Equilibrio de alma

Tanto en el recogimiento para celebrar la Pasión del Señor como en el júbilo con la Resurrección, Dña. Lucilia sabía colocar a sus más allegados en la clave católica del verdadero equilibrio.

La conformidad de Dña. Lucilia con el espíritu de la Iglesia la había convertido en una eximia cumplidora de las prácticas religiosas, en aquellos idos tiempos de la década de 1920, impregnados aún por el perfume de la benéfica presencia de San Pío X en el solio pontificio. Amaba el sagrado esplendor con el que la liturgia enriquece las solemnidades religiosas conmemorativas de los principales misterios de la fe.

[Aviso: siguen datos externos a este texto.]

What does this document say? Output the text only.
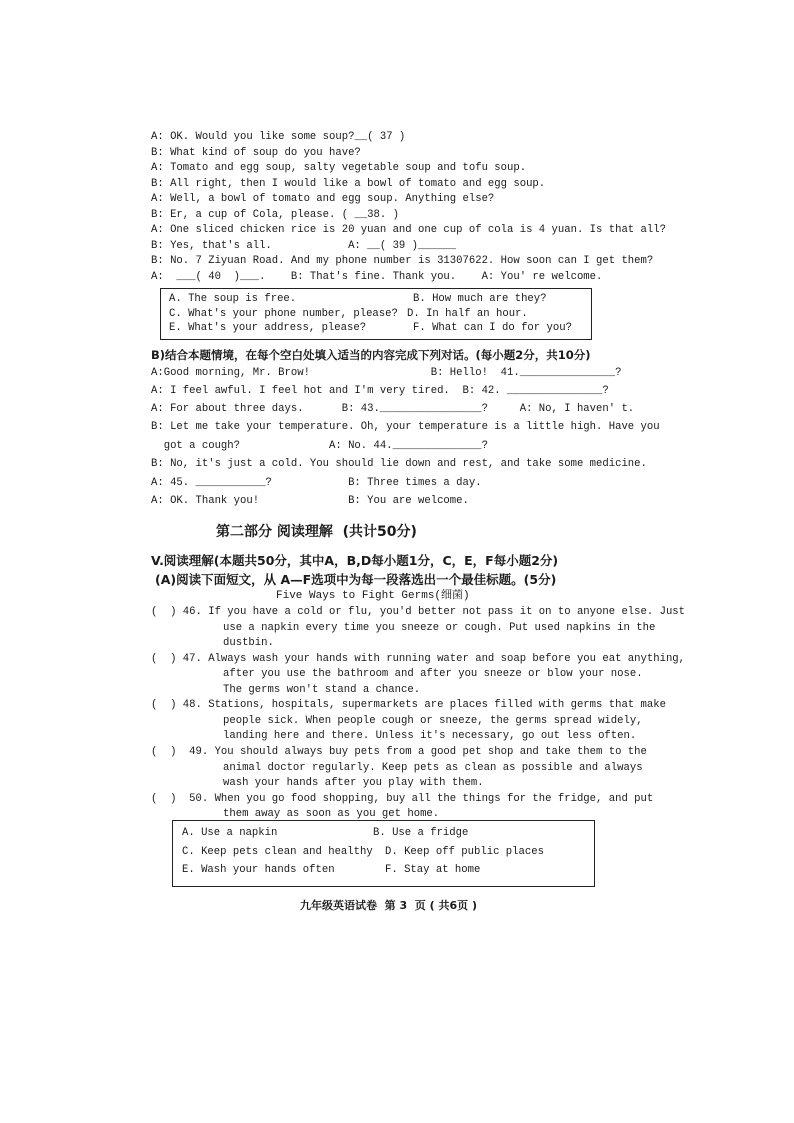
A: OK. Would you like some soup?__( 37 )
B: What kind of soup do you have?
A: Tomato and egg soup, salty vegetable soup and tofu soup.
B: All right, then I would like a bowl of tomato and egg soup.
A: Well, a bowl of tomato and egg soup. Anything else?
B: Er, a cup of Cola, please. ( __38. )
A: One sliced chicken rice is 20 yuan and one cup of cola is 4 yuan. Is that all?
B: Yes, that's all.            A: __( 39 )______
B: No. 7 Ziyuan Road. And my phone number is 31307622. How soon can I get them?
A:  ___( 40  )___.    B: That's fine. Thank you.    A: You' re welcome.
A. The soup is free.	B. How much are they?
C. What's your phone number, please? D. In half an hour.
E. What's your address, please?	F. What can I do for you?
B)结合本题情境，在每个空白处填入适当的内容完成下列对话。(每小题2分，共10分)
A:Good morning, Mr. Brow!                   B: Hello!  41._______________?
A: I feel awful. I feel hot and I'm very tired.  B: 42. _______________?
A: For about three days.      B: 43.________________?     A: No, I haven' t.
B: Let me take your temperature. Oh, your temperature is a little high. Have you
got a cough?              A: No. 44.______________?
B: No, it's just a cold. You should lie down and rest, and take some medicine.
A: 45. ___________?            B: Three times a day.
A: OK. Thank you!              B: You are welcome.
第二部分 阅读理解  (共计50分)
V.阅读理解(本题共50分，其中A，B,D每小题1分，C，E，F每小题2分)
(A)阅读下面短文，从 A—F选项中为每一段落选出一个最佳标题。(5分)
Five Ways to Fight Germs(细菌)
(  ) 46. If you have a cold or flu, you'd better not pass it on to anyone else. Just
use a napkin every time you sneeze or cough. Put used napkins in the
dustbin.
(  ) 47. Always wash your hands with running water and soap before you eat anything,
after you use the bathroom and after you sneeze or blow your nose.
The germs won't stand a chance.
(  ) 48. Stations, hospitals, supermarkets are places filled with germs that make
people sick. When people cough or sneeze, the germs spread widely,
landing here and there. Unless it's necessary, go out less often.
(  )  49. You should always buy pets from a good pet shop and take them to the
animal doctor regularly. Keep pets as clean as possible and always
wash your hands after you play with them.
(  )  50. When you go food shopping, buy all the things for the fridge, and put
them away as soon as you get home.
A. Use a napkin	B. Use a fridge
C. Keep pets clean and healthy D. Keep off public places
E. Wash your hands often	F. Stay at home
九年级英语试卷  第 3  页 ( 共6页 )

Y ella, al igual que los fieles que se asociaban a tales celebraciones, ya fuera por el ejercicio de las prácticas y devociones recomendadas por la Iglesia, ya por la asistencia a los oficios divinos, siempre que su frágil salud se lo permitiera, comparecía a éstos piadosamente.

Sin embargo, no se limitaba a eso. En casa, procuraba crear el ambiente propio a las diferentes fiestas del calendario litúrgico. Tal era el caso del Viernes Santo y de la Pascua.

«Ved como Él está llorando por vosotros»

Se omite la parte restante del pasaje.